Antique fairs might offer reminders of embattled times. Often as not, during World War One, simple images of mistletoe were chosen and sent from the Front to loved ones back home as a symbol of peace with poignant messages of love. Hard to imagine those beautiful dainty, silk-embroidered postcards were once handled over a hundred years ago by brave, muddy young soldiers. Might we, for once, learn from the past? As we go to the polls to elect a new parliament this 12th December, should we make this election even more unusual by daring to hang mistletoe above the door of all the polling stations? Imagine! We might just unite this divided country with common purpose and caring, in a small but intentional gesture to bring peace, better harmony and understanding amongst our politicians… and ourselves!

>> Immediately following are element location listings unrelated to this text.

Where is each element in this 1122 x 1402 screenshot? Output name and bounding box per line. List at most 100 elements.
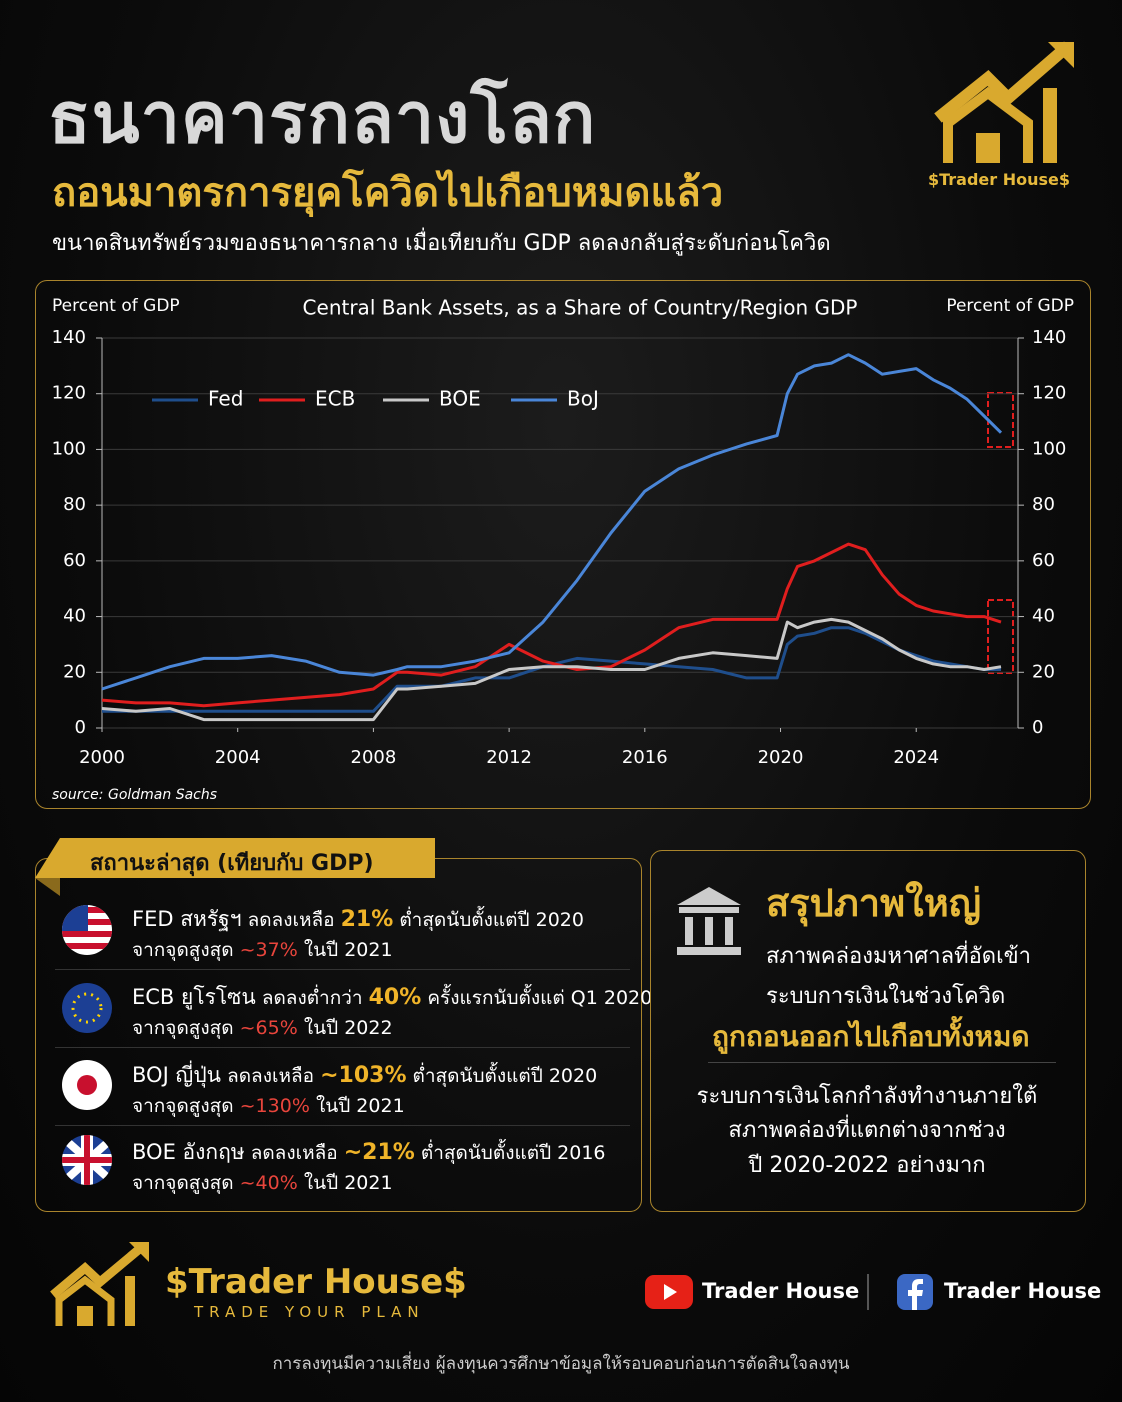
status-value: ~103%: [320, 1063, 407, 1088]
series-line: [102, 626, 1001, 713]
y-tick-label: 20: [63, 661, 86, 682]
y2-tick-label: 120: [1032, 383, 1066, 404]
legend-label: BoJ: [567, 387, 599, 411]
status-note: ต่ำสุดนับตั้งแต่ปี 2020: [399, 909, 584, 931]
flags: [62, 905, 112, 1185]
highlight-box: [987, 599, 1014, 674]
series-line: [101, 353, 1003, 691]
status-note: ต่ำสุดนับตั้งแต่ปี 2016: [420, 1142, 606, 1164]
footer-tagline: TRADE YOUR PLAN: [194, 1303, 425, 1321]
summary-detail: สภาพคล่องที่แตกต่างจากช่วง: [728, 1118, 1006, 1143]
subtitle: ถอนมาตรการยุคโควิดไปเกือบหมดแล้ว: [52, 170, 724, 216]
y2-tick-label: 100: [1032, 438, 1066, 459]
peak-prefix: จากจุดสูงสุด: [132, 1017, 234, 1039]
summary-highlight: ถูกถอนออกไปเกือบทั้งหมด: [712, 1020, 1030, 1053]
youtube-icon: [645, 1275, 693, 1309]
bank-name: BOE อังกฤษ: [132, 1140, 245, 1164]
x-tick-label: 2016: [622, 747, 668, 768]
status-tab: [35, 838, 435, 896]
status-line: FED สหรัฐฯ ลดลงเหลือ 21% ต่ำสุดนับตั้งแต…: [132, 903, 584, 936]
x-tick-label: 2008: [351, 747, 397, 768]
summary-detail: ปี 2020-2022 อย่างมาก: [748, 1153, 986, 1178]
y2-tick-label: 20: [1032, 661, 1055, 682]
series-line: [101, 617, 1002, 722]
bank-icon: [677, 887, 741, 955]
y-tick-label: 140: [52, 327, 86, 348]
status-value: 21%: [340, 907, 394, 932]
peak-year: ในปี 2021: [303, 1172, 393, 1194]
summary-line: ระบบการเงินในช่วงโควิด: [766, 984, 1006, 1009]
y2-axis-label: Percent of GDP: [946, 296, 1074, 316]
legend-label: BOE: [439, 387, 481, 411]
peak-line: จากจุดสูงสุด ~37% ในปี 2021: [132, 935, 393, 965]
summary-panel: [650, 850, 1086, 1212]
x-tick-label: 2020: [758, 747, 804, 768]
y-tick-label: 60: [63, 550, 86, 571]
legend-label: Fed: [208, 387, 243, 411]
chart: Central Bank Assets, as a Share of Count…: [52, 296, 1074, 804]
status-text: ลดลงต่ำกว่า: [261, 987, 363, 1009]
peak-prefix: จากจุดสูงสุด: [132, 1172, 234, 1194]
source: source: Goldman Sachs: [52, 787, 217, 803]
chart-frame: [35, 280, 1091, 809]
divider: [708, 1062, 1056, 1063]
status-text: ลดลงเหลือ: [247, 909, 335, 931]
peak-year: ในปี 2021: [315, 1095, 405, 1117]
y-tick-label: 100: [52, 438, 86, 459]
separator: [55, 1047, 630, 1048]
summary-detail: ระบบการเงินโลกกำลังทำงานภายใต้: [696, 1084, 1038, 1109]
bank-name: FED สหรัฐฯ: [132, 907, 242, 931]
peak-line: จากจุดสูงสุด ~65% ในปี 2022: [132, 1013, 393, 1043]
y-tick-label: 80: [63, 494, 86, 515]
status-note: ต่ำสุดนับตั้งแต่ปี 2020: [412, 1065, 598, 1087]
separator: [55, 969, 630, 970]
x-tick-label: 2000: [79, 747, 125, 768]
logo-icon: [934, 41, 1074, 163]
status-line: BOE อังกฤษ ลดลงเหลือ ~21% ต่ำสุดนับตั้งแ…: [132, 1136, 606, 1169]
logo-text: $Trader House$: [928, 170, 1071, 189]
youtube-name[interactable]: Trader House: [702, 1279, 860, 1303]
status-text: ลดลงเหลือ: [250, 1142, 338, 1164]
footer-brand: $Trader House$: [165, 1262, 467, 1302]
title: ธนาคารกลางโลก: [48, 77, 597, 159]
peak-line: จากจุดสูงสุด ~130% ในปี 2021: [132, 1091, 405, 1121]
facebook-icon: [897, 1274, 933, 1310]
peak-value: ~37%: [239, 939, 298, 961]
x-tick-label: 2024: [893, 747, 939, 768]
peak-prefix: จากจุดสูงสุด: [132, 1095, 234, 1117]
y2-tick-label: 40: [1032, 606, 1055, 627]
separator: [55, 1125, 630, 1126]
x-tick-label: 2012: [486, 747, 532, 768]
y-tick-label: 0: [75, 717, 86, 738]
peak-year: ในปี 2022: [303, 1017, 393, 1039]
chart-title: Central Bank Assets, as a Share of Count…: [303, 296, 858, 320]
peak-line: จากจุดสูงสุด ~40% ในปี 2021: [132, 1168, 393, 1198]
status-line: BOJ ญี่ปุ่น ลดลงเหลือ ~103% ต่ำสุดนับตั้…: [132, 1059, 597, 1092]
peak-year: ในปี 2021: [303, 939, 393, 961]
summary-line: สภาพคล่องมหาศาลที่อัดเข้า: [766, 944, 1032, 969]
legend-label: ECB: [315, 387, 355, 411]
status-title: สถานะล่าสุด (เทียบกับ GDP): [90, 851, 374, 876]
y-tick-label: 120: [52, 383, 86, 404]
y-axis-label: Percent of GDP: [52, 296, 180, 316]
y2-tick-label: 80: [1032, 494, 1055, 515]
footer-logo: [50, 1242, 149, 1326]
peak-value: ~130%: [239, 1095, 310, 1117]
bank-name: BOJ ญี่ปุ่น: [132, 1063, 222, 1087]
status-value: 40%: [368, 985, 422, 1010]
bank-name: ECB ยูโรโซน: [132, 985, 256, 1009]
x-tick-label: 2004: [215, 747, 261, 768]
peak-value: ~40%: [239, 1172, 298, 1194]
status-note: ครั้งแรกนับตั้งแต่ Q1 2020: [427, 987, 653, 1009]
y2-tick-label: 0: [1032, 717, 1043, 738]
series-line: [101, 542, 1002, 708]
status-value: ~21%: [343, 1140, 415, 1165]
divider: [867, 1274, 869, 1310]
y-tick-label: 40: [63, 606, 86, 627]
status-text: ลดลงเหลือ: [227, 1065, 315, 1087]
highlight-box: [987, 392, 1014, 448]
facebook-name[interactable]: Trader House: [944, 1279, 1102, 1303]
disclaimer: การลงทุนมีความเสี่ยง ผู้ลงทุนควรศึกษาข้อ…: [272, 1354, 850, 1374]
status-line: ECB ยูโรโซน ลดลงต่ำกว่า 40% ครั้งแรกนับต…: [132, 981, 652, 1014]
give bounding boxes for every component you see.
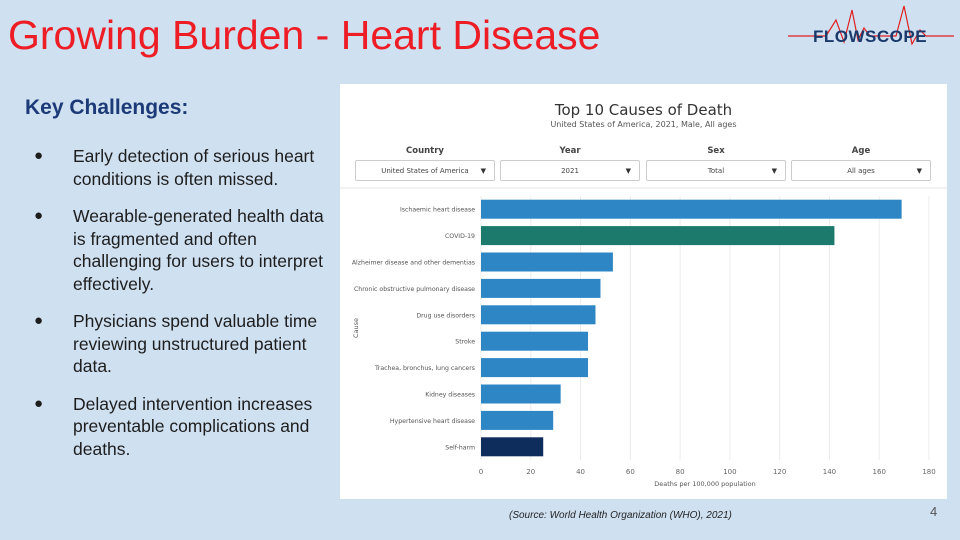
- x-tick-label: 120: [773, 468, 786, 476]
- bar: [481, 305, 596, 325]
- chart-subtitle: United States of America, 2021, Male, Al…: [550, 120, 737, 129]
- x-tick-label: 80: [676, 468, 685, 476]
- bar-chart: 0 20 40 60 80 100 120 140 160 180 Ischaemic heart …: [340, 187, 947, 488]
- sex-select[interactable]: Total ▼: [646, 160, 786, 181]
- bar: [481, 252, 613, 272]
- bar: [481, 226, 835, 246]
- category-label: Ischaemic heart disease: [400, 207, 475, 214]
- category-label: Alzheimer disease and other dementias: [352, 260, 475, 267]
- category-label: Chronic obstructive pulmonary disease: [354, 286, 475, 293]
- page-number: 4: [930, 504, 938, 519]
- bar: [481, 358, 589, 378]
- challenge-text: Physicians spend valuable time reviewing…: [73, 311, 318, 376]
- flowscope-logo: [788, 5, 954, 46]
- category-label: Trachea, bronchus, lung cancers: [374, 365, 475, 372]
- chevron-down-icon: ▼: [625, 167, 631, 175]
- list-item: ● Delayed intervention increases preventa…: [34, 393, 324, 461]
- bar: [481, 410, 554, 430]
- filter-label-sex: Sex: [707, 146, 725, 156]
- bar: [481, 437, 544, 457]
- category-label: Self-harm: [445, 444, 475, 451]
- logo-text: FLOWSCOPE: [813, 27, 928, 46]
- bullet-icon: ●: [34, 394, 44, 412]
- x-axis-title: Deaths per 100,000 population: [654, 480, 756, 488]
- year-select-value: 2021: [561, 166, 579, 175]
- chart-title: Top 10 Causes of Death: [554, 101, 733, 119]
- bullet-icon: ●: [34, 312, 44, 329]
- chevron-down-icon: ▼: [480, 167, 486, 175]
- challenges-list: ● Early detection of serious heart condit…: [34, 145, 324, 475]
- category-label: Drug use disorders: [416, 312, 475, 319]
- x-tick-label: 180: [922, 468, 935, 476]
- age-select[interactable]: All ages ▼: [791, 160, 931, 181]
- x-tick-label: 160: [873, 468, 886, 476]
- key-challenges-heading: Key Challenges:: [25, 96, 189, 119]
- source-citation: (Source: World Health Organization (WHO)…: [509, 510, 732, 521]
- bar: [481, 331, 589, 351]
- x-tick-label: 60: [626, 468, 635, 476]
- list-item: ● Early detection of serious heart condit…: [34, 145, 324, 190]
- x-tick-label: 0: [479, 468, 483, 476]
- bullet-icon: ●: [34, 207, 44, 224]
- challenge-text: Early detection of serious heart conditi…: [73, 146, 315, 189]
- logo-heartbeat-line: [788, 5, 954, 46]
- filter-label-country: Country: [406, 146, 444, 156]
- bar: [481, 278, 601, 298]
- challenge-text: Delayed intervention increases preventab…: [73, 393, 313, 459]
- age-select-value: All ages: [847, 166, 875, 175]
- list-item: ● Wearable-generated health data is fragm…: [34, 205, 324, 295]
- filter-label-year: Year: [559, 146, 581, 156]
- category-label: Hypertensive heart disease: [390, 418, 475, 425]
- x-tick-label: 40: [576, 468, 585, 476]
- country-select[interactable]: United States of America ▼: [355, 160, 495, 181]
- bar: [481, 199, 902, 219]
- category-label: COVID-19: [445, 233, 475, 240]
- x-tick-label: 20: [526, 468, 535, 476]
- sex-select-value: Total: [707, 166, 725, 175]
- category-label: Kidney diseases: [425, 392, 475, 399]
- filter-label-age: Age: [851, 146, 871, 156]
- challenge-text: Wearable-generated health data is fragme…: [73, 206, 324, 294]
- bullet-icon: ●: [34, 147, 44, 164]
- chart-card: Top 10 Causes of Death United States of …: [340, 84, 947, 499]
- chevron-down-icon: ▼: [771, 167, 777, 175]
- year-select[interactable]: 2021 ▼: [500, 160, 640, 181]
- chevron-down-icon: ▼: [916, 167, 922, 175]
- list-item: ● Physicians spend valuable time reviewin…: [34, 310, 324, 378]
- bar: [481, 384, 561, 404]
- slide-title: Growing Burden - Heart Disease: [8, 12, 601, 58]
- x-tick-label: 140: [823, 468, 836, 476]
- category-label: Stroke: [455, 339, 475, 346]
- y-axis-title: Cause: [352, 318, 360, 338]
- country-select-value: United States of America: [381, 166, 469, 175]
- x-tick-label: 100: [723, 468, 736, 476]
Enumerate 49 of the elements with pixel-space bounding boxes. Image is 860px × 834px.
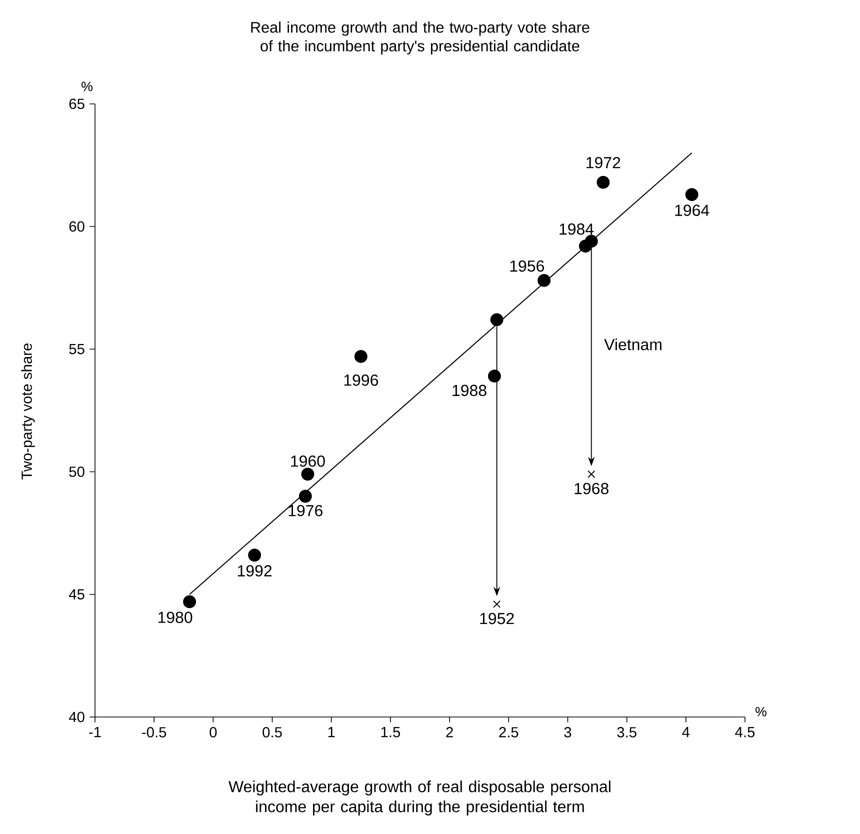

When washing the dishes, looking out to the old orchard, I wish a passing, speckled mistle thrush would fly in with a favoured berry or two of mistletoe in its beak. It could then wipe the sticky seed to germinate in cracks in the bark of one or two of our apple trees to produce our own plants. This would revive warm memories of family Christmases and those magical winter forays exploring our precious local landscapes. Sadly, the decline in orchards seems to have led to the decline in these splendid birds. However, my wintry view also includes a close-clipped and rounded, small holly tree. A few years ago, I planted a pretty variegated ivy at its feet. So now it amuses me to spy both the holly and the ivy entwined! I wish many Christmas joys and blessings, and above all peace to Lincolnshire Life readers everywhere.